In this retrospective observational study of adult patients supported with VV ECMO for severe ARDS, nearly 60% were successfully weaned with no need for recannulation or post-decannulation mortality. The sweep gas off trial (SGOT) proved to be a practical and reproducible method to assess readiness for ECMO discontinuation. Parameters such as PaO₂, PaCO₂, minute ventilation, peak airway pressure, and heart rate showed significant differences between successful and unsuccessful SGOTs, highlighting their potential role as physiological markers of weaning outcomes.

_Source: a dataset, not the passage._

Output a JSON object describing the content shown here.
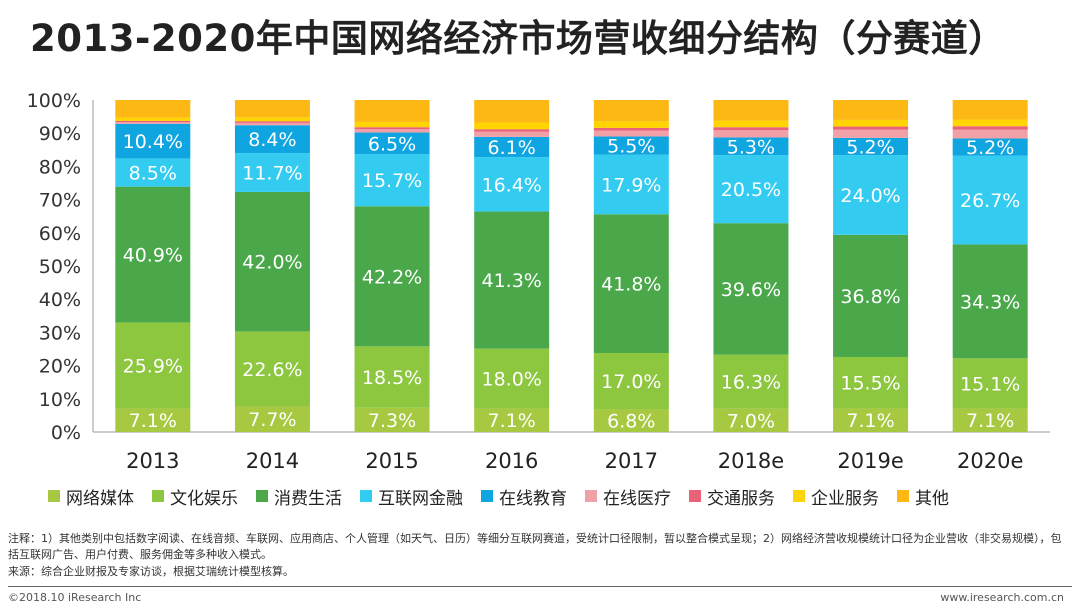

Importantly, we observed that excessive inspiratory effort and increased ventilatory ratio were major contributors to unsafe weaning, often necessitating the use of sedation or neuromuscular blockade to prevent secondary lung injury. These findings emphasize that careful monitoring of patient effort, ventilatory mechanics, and gas exchange is essential for safe ECMO liberation. Our results support the feasibility of structured, protocol-driven weaning using SGOT in resource-limited settings, balancing early decannulation against the risks of prolonged ECMO-related complications. Larger multicenter prospective studies are warranted to validate these predictors and to develop standardized, evidence-based guidelines for VV ECMO weaning.